Thousands of people on Saturday turned up for opposition leader Morgan Tsvangirai’s rally at Zimbabwe Grounds in Harare, where the MDC president demanded that President Robert Mugabe resigns as his wife had now allegedly usurped power from him.
The surprising massive turnout in Highfield high density suburb put paid to suggestions from the former prime minister’s detractors that Tsvangirai was fast fading into political oblivion.
Speaking at the rally, MDC national executive member Job Sikhala said people had turned up in their numbers because Tsvangirai was “their only saviour from the evil rule of Zanu PF.”
“People came here because they are hungry and suffering and that is why they are here. Most families cannot even budget for a month because the money is not there. They only budget $2 for two weeks and that’s how bad the situation is.
“So they came here to see you (MDC) president and hear what the way forward is because people cannot continue wallowing in poverty. We are ready to go on the streets and demonstrate peacefully, just like Martin Luther King and Mahatma Gandhi did,” Sikhala said.
Joanna Mamombe, Zimbabwe National Students Union (Zinasu) gender secretary, agreed with Sikhala saying students in universities and colleges were suffering terribly because of Mugabe’s and Zanu PF’s misrule.
“Things are tough out there for students. Government is failing us as students. We are being chucked out of universities for failing to pay full fees at once.
“There are no students’ loans or grants. So you can see that things are not moving,” Mamombe said.
On his part, Tsvangirai — who spoke for about 40 minutes — demanded Mugabe’s immediate resignation, accusing the nonagenarian of allowing his wife to usurp executive power from him.
“We are no longer sure who is ruling between him and his wife. If Mugabe is old and tired and is allowing his wife to take power and make executive decisions we say ‘No’ to this.
“When a president is tired he should simply resign and go and rest, and allow those who are capable to run the state of affairs of the country,” Tsvangirai said.
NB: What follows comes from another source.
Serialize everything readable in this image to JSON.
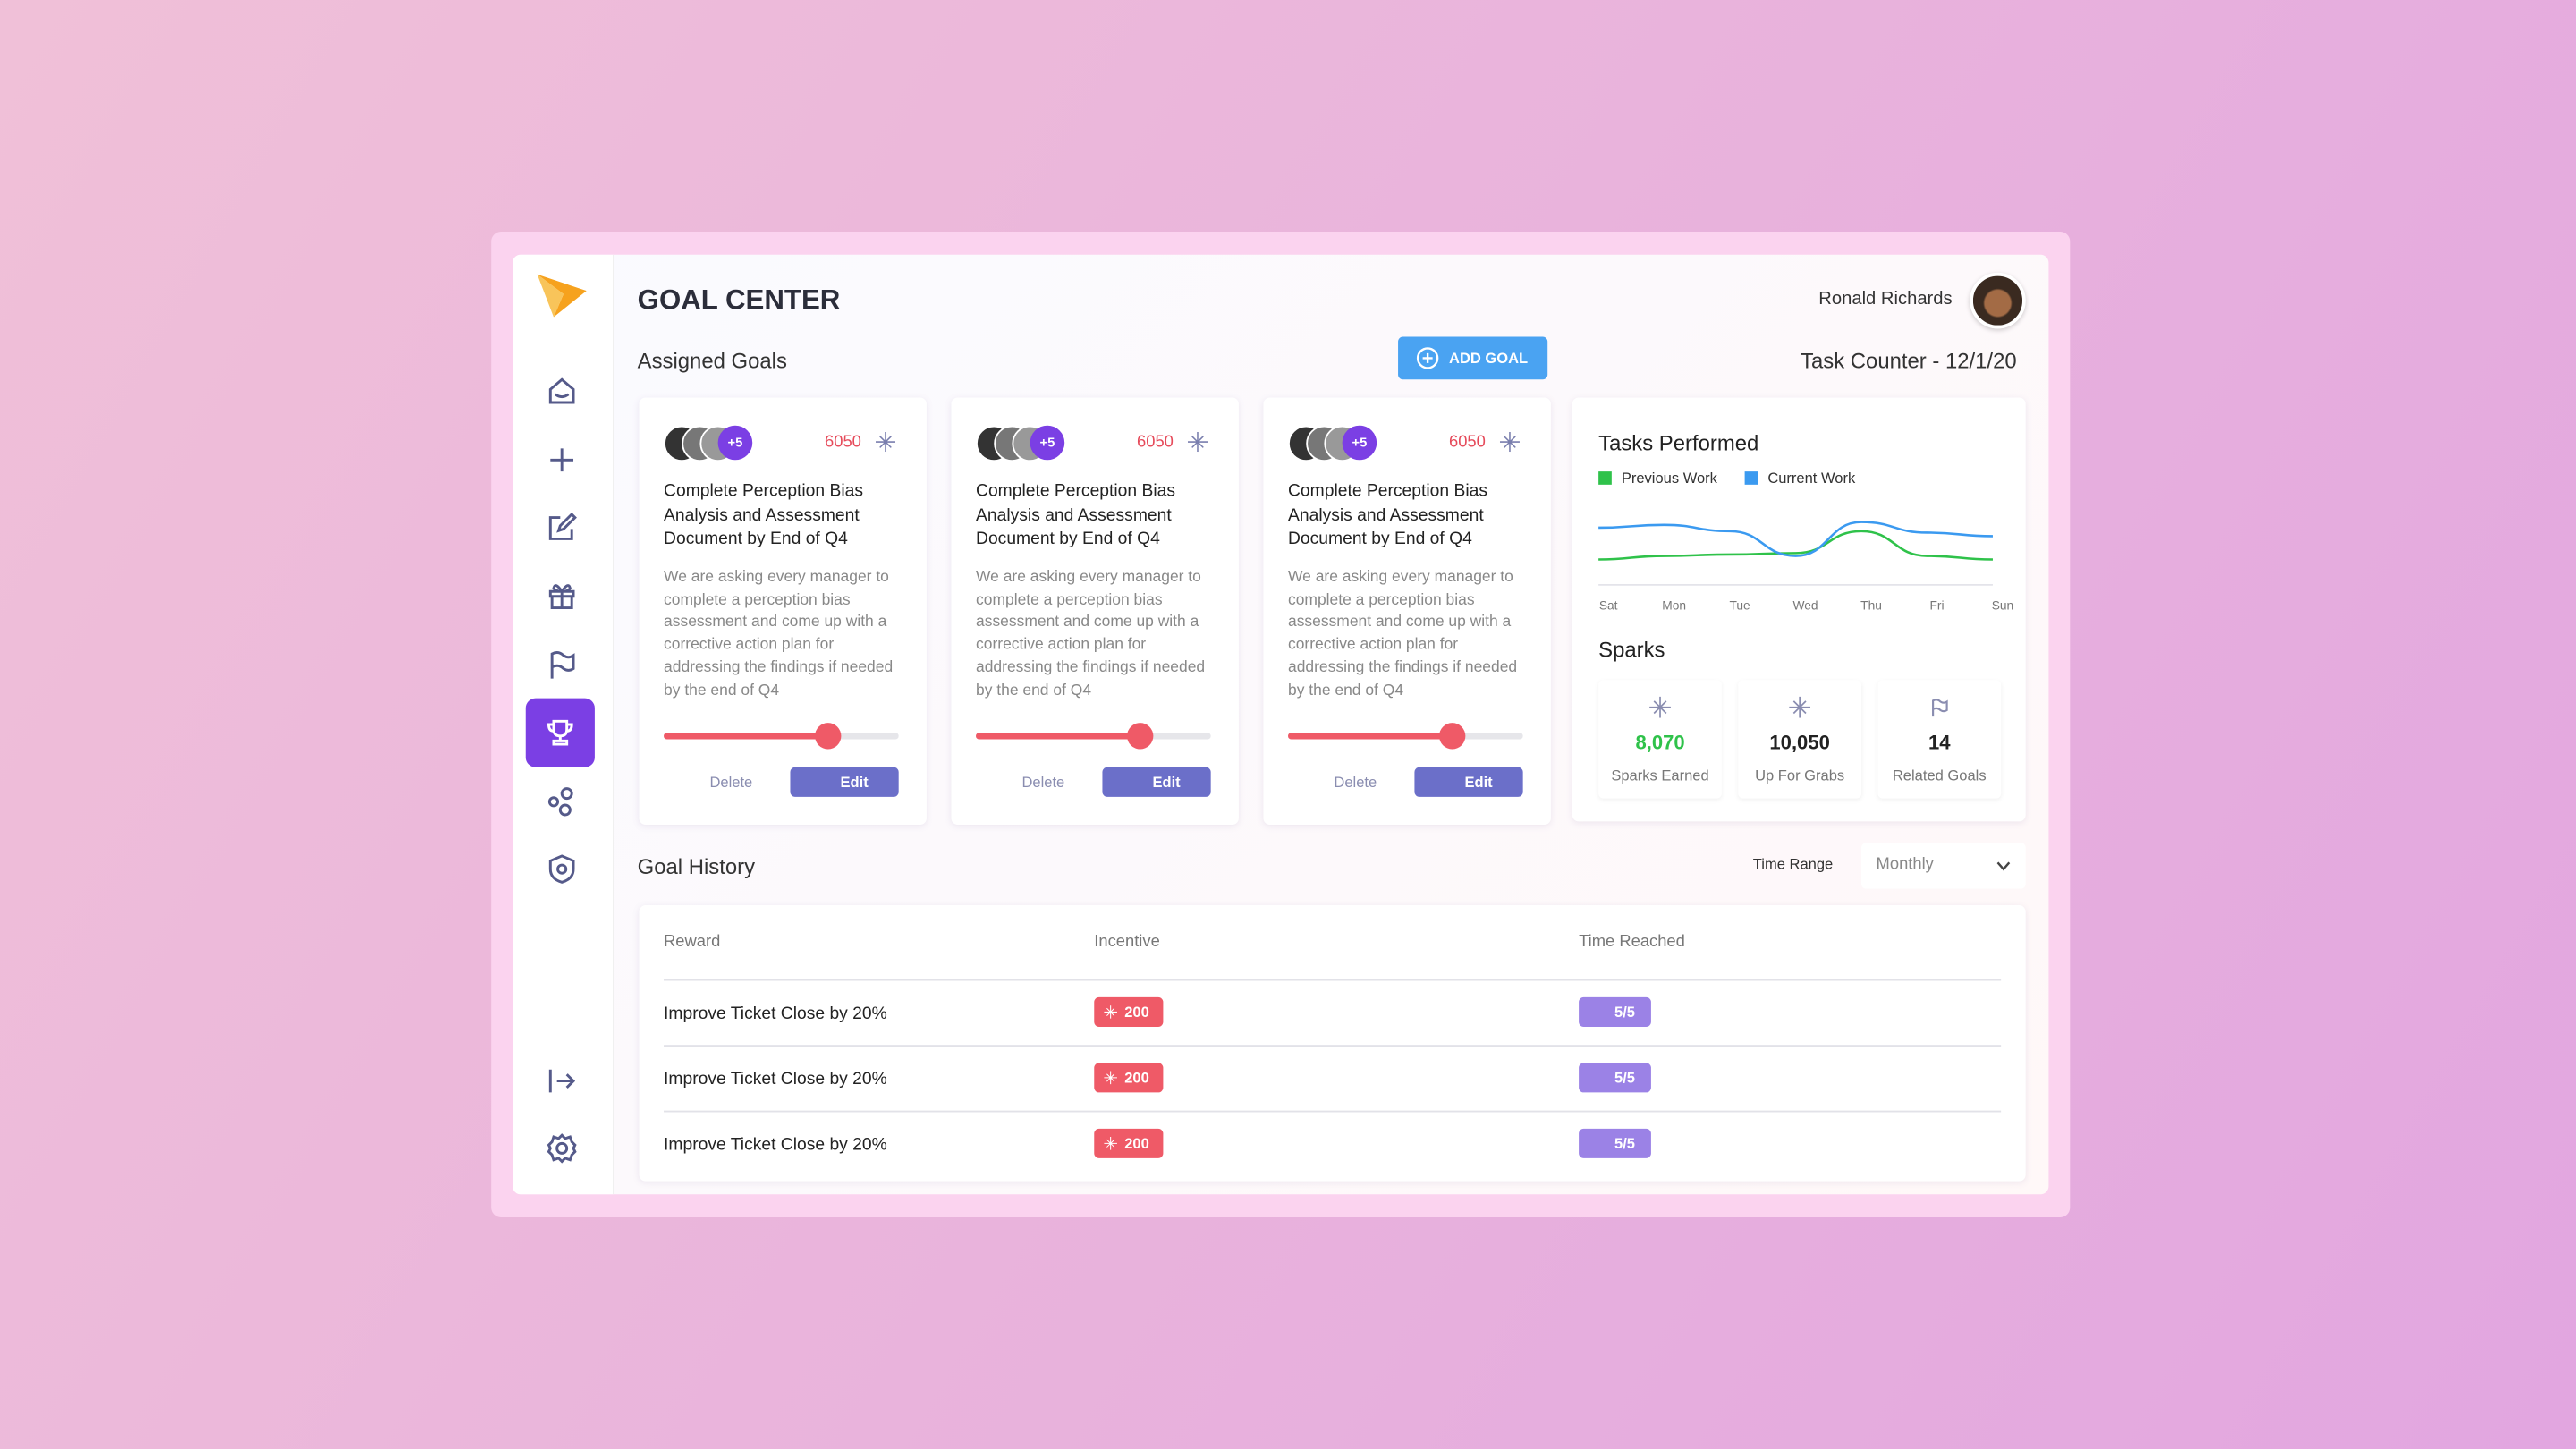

A fortnight ago Mugabe was forced to take the unusual step of announcing to the world that he was still in charge of both the ruling party and the government following months of frenzied speculation regarding the alleged undue influence that Grace now had on him.
But instead of dousing the speculation, Mugabe’s attempt at asserting his authority appeared to feed the widespread belief that Grace was now firmly in charge of Zimbabwe — with most social media chatter in fact suggesting that the nonagenarian’s unusual move had only served to confirm the speculation.
Tsvangirai said that the country was in a crisis because the ruling party did not have leadership.
“There is no longer any leadership in Zanu PF and that is why we have this crisis as a country. Zanu PF has no capacity given its infighting and divisions. It has no capacity to deal with the crisis.
“From the so-called elections in 2013, nothing is improving and things are getting worse. Then you have someone say he will invade the remaining white-owned farms.
“He then goes on to warn judges not to handle (Didymus) Mutasa’s case.
This shows that there is no rule of law in Zimbabwe. With no rule of law how can we attract investors,” Tsvangirai said.
The MDC leader said further that Zanu PF had failed to deliver on all the promises it had made in 2013.
“In 2013 Zanu PF made lots of promises of jobs and economic expansion among others, but up to today the party has failed to fulfil even one of these promises,” he said. He also declared that no one should tell his party when to stage peaceful demonstrations saying, “We have capacity to mobilise people. We will not allow anyone to determine our agenda. We will define the agenda and time.”
Tsvangirai also said he wanted to launch an international campaign to “conscientise the world” about the growing Zimbabwean crisis.
“We want to launch national and international campaigns to make sure that the world knows what Zanu PF is doing to people of Zimbabwe. We want to go to Sadc countries and ask them that since you are the ones who endorsed the so-called 2013 elections are you aware of what Zanu PF is doing to the people of Zimbabwe,” he said.
He went on to vow that he would liberate Zimbabweans from “the evil rule of Zanu PF.”
“We have an obligation to liberate people of Zimbabwe once more. In 1980 we were liberated from the settler rule and this time we have to liberate people from Zanu PF’s evil rule so that they enjoy justice, freedom and solidarity.
“But it doesn’t come freely but through service and sacrifice. We shall liberate ourselves because no one will liberate us,” Tsvangirai said.
He also said the MDC would never participle in elections without necessary electoral reforms.